RE: Think before you write Semantic Web crawlers from Esteban Sota Leiva on 2011-06-21 (semantic-web@w3.org from June 2011)

From: Esteban Sota Leiva <estebansota@riam.es>
Date: Tue, 21 Jun 2011 10:19:29 +0200
To: <semantic-web@w3.org>
Message-ID: <036701cc2feb$f233e8d0$d69bba70$@es>

Amen!
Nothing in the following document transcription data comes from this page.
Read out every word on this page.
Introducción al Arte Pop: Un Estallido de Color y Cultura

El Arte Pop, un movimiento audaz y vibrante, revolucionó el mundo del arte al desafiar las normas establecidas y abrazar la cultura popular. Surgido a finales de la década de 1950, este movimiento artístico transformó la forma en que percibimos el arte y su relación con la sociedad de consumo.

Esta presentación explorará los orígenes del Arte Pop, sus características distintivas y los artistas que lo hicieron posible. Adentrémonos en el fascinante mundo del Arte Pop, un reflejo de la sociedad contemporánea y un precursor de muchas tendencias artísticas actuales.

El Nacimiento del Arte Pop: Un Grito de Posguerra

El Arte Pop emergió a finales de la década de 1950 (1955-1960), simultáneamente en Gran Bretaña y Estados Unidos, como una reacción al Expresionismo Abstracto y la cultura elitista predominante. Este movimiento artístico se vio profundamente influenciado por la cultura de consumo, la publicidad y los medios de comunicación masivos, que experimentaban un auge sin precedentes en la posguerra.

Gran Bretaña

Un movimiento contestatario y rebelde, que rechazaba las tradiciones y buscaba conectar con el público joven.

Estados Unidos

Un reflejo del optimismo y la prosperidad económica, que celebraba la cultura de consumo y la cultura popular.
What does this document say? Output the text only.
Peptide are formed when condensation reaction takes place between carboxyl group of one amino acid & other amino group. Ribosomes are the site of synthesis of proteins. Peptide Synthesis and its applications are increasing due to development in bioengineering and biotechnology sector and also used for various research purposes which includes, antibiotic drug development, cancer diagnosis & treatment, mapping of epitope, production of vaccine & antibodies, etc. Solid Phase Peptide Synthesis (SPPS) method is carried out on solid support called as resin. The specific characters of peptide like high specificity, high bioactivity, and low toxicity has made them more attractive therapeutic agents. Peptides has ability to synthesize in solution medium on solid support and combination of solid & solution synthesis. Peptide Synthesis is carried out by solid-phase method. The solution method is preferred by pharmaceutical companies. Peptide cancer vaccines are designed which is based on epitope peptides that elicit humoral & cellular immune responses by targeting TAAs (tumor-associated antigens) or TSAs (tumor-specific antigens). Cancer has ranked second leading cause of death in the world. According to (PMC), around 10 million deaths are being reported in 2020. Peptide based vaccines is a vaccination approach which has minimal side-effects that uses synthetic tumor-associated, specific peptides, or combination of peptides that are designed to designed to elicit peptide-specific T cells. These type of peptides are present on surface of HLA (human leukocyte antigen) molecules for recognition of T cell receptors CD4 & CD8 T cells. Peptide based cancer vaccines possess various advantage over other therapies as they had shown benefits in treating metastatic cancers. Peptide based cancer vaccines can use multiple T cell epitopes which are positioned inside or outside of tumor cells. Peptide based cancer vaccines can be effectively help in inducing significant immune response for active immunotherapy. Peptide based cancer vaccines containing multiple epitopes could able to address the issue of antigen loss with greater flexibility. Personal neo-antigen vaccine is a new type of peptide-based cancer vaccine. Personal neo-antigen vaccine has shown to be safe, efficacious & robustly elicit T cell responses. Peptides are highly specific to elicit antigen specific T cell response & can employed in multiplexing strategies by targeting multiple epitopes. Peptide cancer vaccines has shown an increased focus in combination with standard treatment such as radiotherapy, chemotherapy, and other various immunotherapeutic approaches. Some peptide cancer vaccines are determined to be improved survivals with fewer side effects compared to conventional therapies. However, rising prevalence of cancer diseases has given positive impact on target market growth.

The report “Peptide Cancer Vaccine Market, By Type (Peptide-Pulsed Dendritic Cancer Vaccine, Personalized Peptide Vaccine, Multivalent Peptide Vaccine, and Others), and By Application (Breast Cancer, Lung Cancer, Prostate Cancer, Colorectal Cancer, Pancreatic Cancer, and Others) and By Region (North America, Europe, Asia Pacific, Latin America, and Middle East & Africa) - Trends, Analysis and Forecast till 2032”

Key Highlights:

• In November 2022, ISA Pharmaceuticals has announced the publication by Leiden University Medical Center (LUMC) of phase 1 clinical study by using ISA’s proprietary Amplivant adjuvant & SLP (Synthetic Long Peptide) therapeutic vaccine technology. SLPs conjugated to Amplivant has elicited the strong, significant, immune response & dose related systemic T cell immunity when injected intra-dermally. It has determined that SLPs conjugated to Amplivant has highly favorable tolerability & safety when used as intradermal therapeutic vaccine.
I could not have said it better.

Esteban Sota

-----Mensaje original-----
De: semantic-web-request@w3.org [mailto:semantic-web-request@w3.org] En
nombre de Martin Hepp
Enviado el: martes, 21 de junio de 2011 9:50
Para: semantic-web@w3.org; public-lod@w3.org
Asunto: Think before you write Semantic Web crawlers

Hi all:

For the third time in a few weeks, we had massive complaints from
site-owners that Semantic Web crawlers from Universities visited their sites
in a way close to a denial-of-service attack, i.e., crawling data with
maximum bandwidth in a parallelized approach.

It's clear that a single, stupidly written crawler script, run from a
powerful University network, can quickly create terrible traffic load. 

Many of the scripts we saw

- ignored robots.txt,
- ignored clear crawling speed limitations in robots.txt,
- did not identify themselves properly in the HTTP request header or lacked
contact information therein, 
- used no mechanisms at all for limiting the default crawling speed and
re-crawling delays.

This irresponsible behavior can be the final reason for site-owners to say
farewell to academic/W3C-sponsored semantic technology.

So please, please - advise all of your colleagues and students to NOT write
simple crawler scripts for the billion triples challenge or whatsoever
without familiarizing themselves with the state of the art in "friendly
crawling".

Best wishes

Martin Hepp

Received on Tuesday, 21 June 2011 22:45:05 UTC